La communauté juive de Tétouan était traumatisée par les multiples attaques des tribus berbères sur le quartier de la Judería, des tribus que l’armée marocaine ne parvenait pas à maîtriser et qui laissaient derrière elles la mort et la désolation. Cette communauté accueillit donc les troupes espagnoles en libérateur. Mis à part quelques tentatives d’évangélisation et certaines conversions spectaculaires, les Espagnols traitèrent la communauté juive avec justice et bienveillance, car son rôle d’intermédiaire avec la population musulmane leur était indispensable. Les deux années d’occupation espagnole furent pour cette communauté une période de sécurité et de prospérité. Les excellentes relations que leur grand rabbin, rabbi Itshak Benoualid, entretenait avec les Espagnols et les autorités marocaines facilitèrent la restitution de la ville au Royaume Chérifien, sans représailles à l’encontre des Juifs qui avaient collaboré avec les occupants.

Au cours de cette guerre, l’afflux de dizaines de milliers de réfugiés à Gibraltar attira l’attention des deux grandes organisations juives internationales de l’époque, le Council of Deputies et l’Alliance Israelite Universelle, qui commencèrent à s’inquiéter du sort de la communauté juive marocaine. Ainsi fut inaugurée à Tétouan, fin 1862, la première école du futur réseau scolaire de l’Alliance Israélite Universelle. L’ouverture d’esprit du chef spirituel de la communauté réussit à convaincre les traditionalistes, opposés à l’introduction d’un enseignement moderne qui ne soit pas uniquement consacré aux études sacrées. A la demande du rabbin, les matières religieuses de base furent inclues dans le programme de cette école. Rabbi Itshak Benoualid donna l’exemple en y faisant inscrire ses petits-enfants et la réussite de cette expérience servira d’exemple aux autres communautés marocaines. L’humilité de rabbi Itshak Benoualid était égale à l’étendue de ses connaissances qui lui valut le titre de Ner Hammarabi, « La Lumière de l’Occident ». On raconte que lorsqu’on voulut le nommer président du Tribunal, en 1830, il « s’enfuit » à Gibraltar ; et quand il accepta ce titre, ce ne fut qu’à la condition de ne jamais juger seul mais avec deux autres juges. Son sens de l’équité envers tous, Juifs et musulmans, était devenu proverbial, et le Pacha de la ville, qui lui vouait une grande estime, n’hésitait pas à le consulter pour des affaires délicates.
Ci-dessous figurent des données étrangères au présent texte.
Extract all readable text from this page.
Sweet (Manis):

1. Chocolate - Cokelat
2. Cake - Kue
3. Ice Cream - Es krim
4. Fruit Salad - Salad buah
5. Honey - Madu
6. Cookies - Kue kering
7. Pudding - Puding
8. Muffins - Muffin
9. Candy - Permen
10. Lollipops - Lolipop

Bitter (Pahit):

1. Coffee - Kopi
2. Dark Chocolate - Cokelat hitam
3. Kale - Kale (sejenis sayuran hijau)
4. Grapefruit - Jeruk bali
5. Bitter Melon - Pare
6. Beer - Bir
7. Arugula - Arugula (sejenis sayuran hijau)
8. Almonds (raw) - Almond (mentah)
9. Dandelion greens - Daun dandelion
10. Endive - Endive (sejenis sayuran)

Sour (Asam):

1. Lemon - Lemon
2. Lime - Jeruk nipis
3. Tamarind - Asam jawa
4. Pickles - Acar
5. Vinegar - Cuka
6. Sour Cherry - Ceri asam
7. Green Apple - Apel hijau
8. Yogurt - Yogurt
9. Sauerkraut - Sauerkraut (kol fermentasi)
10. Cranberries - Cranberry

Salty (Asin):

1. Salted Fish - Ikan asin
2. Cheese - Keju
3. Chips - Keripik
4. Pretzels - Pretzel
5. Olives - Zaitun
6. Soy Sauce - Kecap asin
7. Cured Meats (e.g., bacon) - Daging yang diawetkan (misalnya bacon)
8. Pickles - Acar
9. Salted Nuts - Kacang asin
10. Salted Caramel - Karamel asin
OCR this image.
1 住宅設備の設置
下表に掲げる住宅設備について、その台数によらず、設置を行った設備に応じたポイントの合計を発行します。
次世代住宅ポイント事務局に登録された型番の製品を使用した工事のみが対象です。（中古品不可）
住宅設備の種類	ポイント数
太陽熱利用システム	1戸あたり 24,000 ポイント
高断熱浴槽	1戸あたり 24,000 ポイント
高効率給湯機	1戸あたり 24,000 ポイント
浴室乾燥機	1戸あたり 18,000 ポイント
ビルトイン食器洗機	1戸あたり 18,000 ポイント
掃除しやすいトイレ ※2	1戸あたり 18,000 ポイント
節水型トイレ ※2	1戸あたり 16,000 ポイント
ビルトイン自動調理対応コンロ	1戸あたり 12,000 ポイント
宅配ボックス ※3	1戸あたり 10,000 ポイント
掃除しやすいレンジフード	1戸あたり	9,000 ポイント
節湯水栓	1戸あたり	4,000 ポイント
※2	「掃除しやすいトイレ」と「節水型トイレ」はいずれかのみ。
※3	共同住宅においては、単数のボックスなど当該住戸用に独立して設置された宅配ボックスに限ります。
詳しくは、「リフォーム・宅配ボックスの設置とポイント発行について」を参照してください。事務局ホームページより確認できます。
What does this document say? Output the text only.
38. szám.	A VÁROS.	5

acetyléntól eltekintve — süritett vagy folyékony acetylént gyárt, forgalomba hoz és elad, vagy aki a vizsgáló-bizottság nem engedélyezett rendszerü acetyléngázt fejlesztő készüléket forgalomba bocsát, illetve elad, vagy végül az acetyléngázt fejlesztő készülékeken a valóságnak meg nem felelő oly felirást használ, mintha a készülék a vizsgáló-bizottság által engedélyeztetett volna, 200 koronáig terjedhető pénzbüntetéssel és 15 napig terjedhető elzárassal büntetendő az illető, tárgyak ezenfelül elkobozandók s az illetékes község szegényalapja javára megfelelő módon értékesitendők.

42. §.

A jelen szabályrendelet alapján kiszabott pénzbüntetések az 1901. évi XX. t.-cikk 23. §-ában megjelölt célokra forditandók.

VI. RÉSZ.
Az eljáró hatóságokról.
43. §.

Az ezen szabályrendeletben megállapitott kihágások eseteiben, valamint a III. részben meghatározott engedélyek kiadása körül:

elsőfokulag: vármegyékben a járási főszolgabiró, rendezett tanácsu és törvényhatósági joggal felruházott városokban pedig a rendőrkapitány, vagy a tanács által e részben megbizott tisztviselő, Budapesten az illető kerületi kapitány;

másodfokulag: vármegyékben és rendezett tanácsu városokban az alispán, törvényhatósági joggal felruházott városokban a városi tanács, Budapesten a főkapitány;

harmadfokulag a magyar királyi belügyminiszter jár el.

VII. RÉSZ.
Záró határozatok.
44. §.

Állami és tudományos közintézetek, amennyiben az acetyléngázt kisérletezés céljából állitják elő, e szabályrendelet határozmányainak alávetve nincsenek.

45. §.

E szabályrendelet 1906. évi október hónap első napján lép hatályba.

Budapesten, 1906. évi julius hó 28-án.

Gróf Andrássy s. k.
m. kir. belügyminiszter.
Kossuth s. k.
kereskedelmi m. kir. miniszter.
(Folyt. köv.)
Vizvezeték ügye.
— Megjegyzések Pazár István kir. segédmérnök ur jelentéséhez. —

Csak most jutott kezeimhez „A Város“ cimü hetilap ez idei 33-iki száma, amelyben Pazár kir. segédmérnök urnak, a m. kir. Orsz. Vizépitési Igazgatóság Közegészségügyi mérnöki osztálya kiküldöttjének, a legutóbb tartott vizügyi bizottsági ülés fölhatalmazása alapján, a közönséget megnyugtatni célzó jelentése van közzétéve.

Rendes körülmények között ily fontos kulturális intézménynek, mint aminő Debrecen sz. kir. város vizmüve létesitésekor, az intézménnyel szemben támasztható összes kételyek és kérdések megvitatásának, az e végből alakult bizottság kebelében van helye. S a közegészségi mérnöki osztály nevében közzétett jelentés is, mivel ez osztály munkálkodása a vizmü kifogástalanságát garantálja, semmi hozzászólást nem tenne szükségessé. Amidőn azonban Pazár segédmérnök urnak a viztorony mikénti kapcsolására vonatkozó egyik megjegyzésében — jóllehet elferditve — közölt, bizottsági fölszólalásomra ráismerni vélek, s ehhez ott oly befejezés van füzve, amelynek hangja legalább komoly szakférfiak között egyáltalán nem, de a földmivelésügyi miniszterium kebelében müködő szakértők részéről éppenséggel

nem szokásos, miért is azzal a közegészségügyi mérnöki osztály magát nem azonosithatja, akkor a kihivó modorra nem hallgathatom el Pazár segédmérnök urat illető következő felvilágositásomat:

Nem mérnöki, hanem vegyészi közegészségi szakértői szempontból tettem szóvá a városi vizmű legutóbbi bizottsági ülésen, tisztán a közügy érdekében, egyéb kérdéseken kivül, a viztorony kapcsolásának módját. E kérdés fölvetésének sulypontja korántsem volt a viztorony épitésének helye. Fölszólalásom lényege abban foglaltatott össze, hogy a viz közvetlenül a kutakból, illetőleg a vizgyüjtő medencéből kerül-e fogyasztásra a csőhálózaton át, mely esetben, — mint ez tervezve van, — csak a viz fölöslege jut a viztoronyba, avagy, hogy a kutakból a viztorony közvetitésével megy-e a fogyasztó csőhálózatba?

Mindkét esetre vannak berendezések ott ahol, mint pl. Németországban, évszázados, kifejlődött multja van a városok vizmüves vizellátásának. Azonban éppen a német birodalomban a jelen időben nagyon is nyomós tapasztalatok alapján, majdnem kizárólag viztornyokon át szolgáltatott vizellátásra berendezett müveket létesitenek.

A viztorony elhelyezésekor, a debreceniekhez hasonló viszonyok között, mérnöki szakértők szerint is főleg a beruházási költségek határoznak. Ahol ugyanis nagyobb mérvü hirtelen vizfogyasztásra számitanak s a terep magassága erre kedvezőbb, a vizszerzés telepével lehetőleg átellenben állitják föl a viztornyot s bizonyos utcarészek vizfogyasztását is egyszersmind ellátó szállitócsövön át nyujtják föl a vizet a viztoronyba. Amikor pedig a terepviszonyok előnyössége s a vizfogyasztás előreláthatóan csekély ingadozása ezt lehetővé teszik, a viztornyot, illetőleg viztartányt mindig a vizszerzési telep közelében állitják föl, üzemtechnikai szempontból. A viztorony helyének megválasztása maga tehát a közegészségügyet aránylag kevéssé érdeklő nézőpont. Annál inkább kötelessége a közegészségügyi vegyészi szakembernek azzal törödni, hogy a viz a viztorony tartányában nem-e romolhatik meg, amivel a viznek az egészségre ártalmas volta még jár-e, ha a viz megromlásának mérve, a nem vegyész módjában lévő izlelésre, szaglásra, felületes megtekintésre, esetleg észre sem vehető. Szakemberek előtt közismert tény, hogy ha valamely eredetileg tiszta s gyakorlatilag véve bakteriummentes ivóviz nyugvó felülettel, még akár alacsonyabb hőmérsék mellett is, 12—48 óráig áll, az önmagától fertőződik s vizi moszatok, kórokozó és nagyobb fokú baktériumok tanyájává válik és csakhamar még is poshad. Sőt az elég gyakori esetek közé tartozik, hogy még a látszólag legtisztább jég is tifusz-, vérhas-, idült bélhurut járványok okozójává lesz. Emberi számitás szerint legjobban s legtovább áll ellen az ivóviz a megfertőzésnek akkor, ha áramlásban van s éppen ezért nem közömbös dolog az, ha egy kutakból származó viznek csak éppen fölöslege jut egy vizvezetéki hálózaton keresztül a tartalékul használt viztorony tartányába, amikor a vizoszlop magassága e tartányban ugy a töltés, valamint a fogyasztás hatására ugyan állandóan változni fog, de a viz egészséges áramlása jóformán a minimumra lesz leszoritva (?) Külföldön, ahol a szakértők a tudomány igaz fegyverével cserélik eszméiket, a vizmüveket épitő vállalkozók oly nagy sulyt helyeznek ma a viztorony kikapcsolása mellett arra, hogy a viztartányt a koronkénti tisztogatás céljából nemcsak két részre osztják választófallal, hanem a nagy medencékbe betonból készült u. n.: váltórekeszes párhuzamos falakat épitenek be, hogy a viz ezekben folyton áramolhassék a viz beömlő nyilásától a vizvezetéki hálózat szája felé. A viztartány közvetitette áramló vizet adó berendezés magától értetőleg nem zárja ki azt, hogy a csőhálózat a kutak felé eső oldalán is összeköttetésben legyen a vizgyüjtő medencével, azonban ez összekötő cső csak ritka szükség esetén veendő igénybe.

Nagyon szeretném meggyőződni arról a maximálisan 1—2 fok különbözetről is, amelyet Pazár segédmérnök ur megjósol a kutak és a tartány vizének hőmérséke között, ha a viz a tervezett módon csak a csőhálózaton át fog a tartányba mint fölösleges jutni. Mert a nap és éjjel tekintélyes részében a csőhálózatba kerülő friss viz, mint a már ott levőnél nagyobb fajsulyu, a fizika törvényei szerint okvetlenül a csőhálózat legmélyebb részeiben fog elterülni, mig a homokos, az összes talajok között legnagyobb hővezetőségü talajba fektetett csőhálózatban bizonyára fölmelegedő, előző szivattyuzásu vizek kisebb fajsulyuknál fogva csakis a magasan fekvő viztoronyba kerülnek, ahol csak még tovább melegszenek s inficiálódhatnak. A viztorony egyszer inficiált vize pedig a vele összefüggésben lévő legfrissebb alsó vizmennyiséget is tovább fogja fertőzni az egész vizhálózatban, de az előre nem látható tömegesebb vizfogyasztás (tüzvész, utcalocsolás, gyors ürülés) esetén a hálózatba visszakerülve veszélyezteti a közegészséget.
En 1862, rabbi Itshak Benoualid réalise son rêve de monter en Terre Sainte. Il s’établit à Haïfa où vit une grande communauté juive originaire de Tétouan. II quittera toutefois Israël pour revenir dans sa ville natale, « appelé par le ciel à ne pas abandonner son troupeau ». Son grand livre de questions et réponses, Vayomer Itshak, publié après sa mort, à Livourne, en 1876, chez l’imprimeur rabbi Eliahou Ben Amozeg, devint un livre de référence pour tous les rabbins marocains.

Son fils, Yossef fut un rabbin renommé qui mourut prématurément en 1906 sans laisser de descendance. Une yeshiva de Jérusalem, fondée par un originaire de Tétouan, rabbi Shlomo Dayan, porte son nom : Toldot Itshak.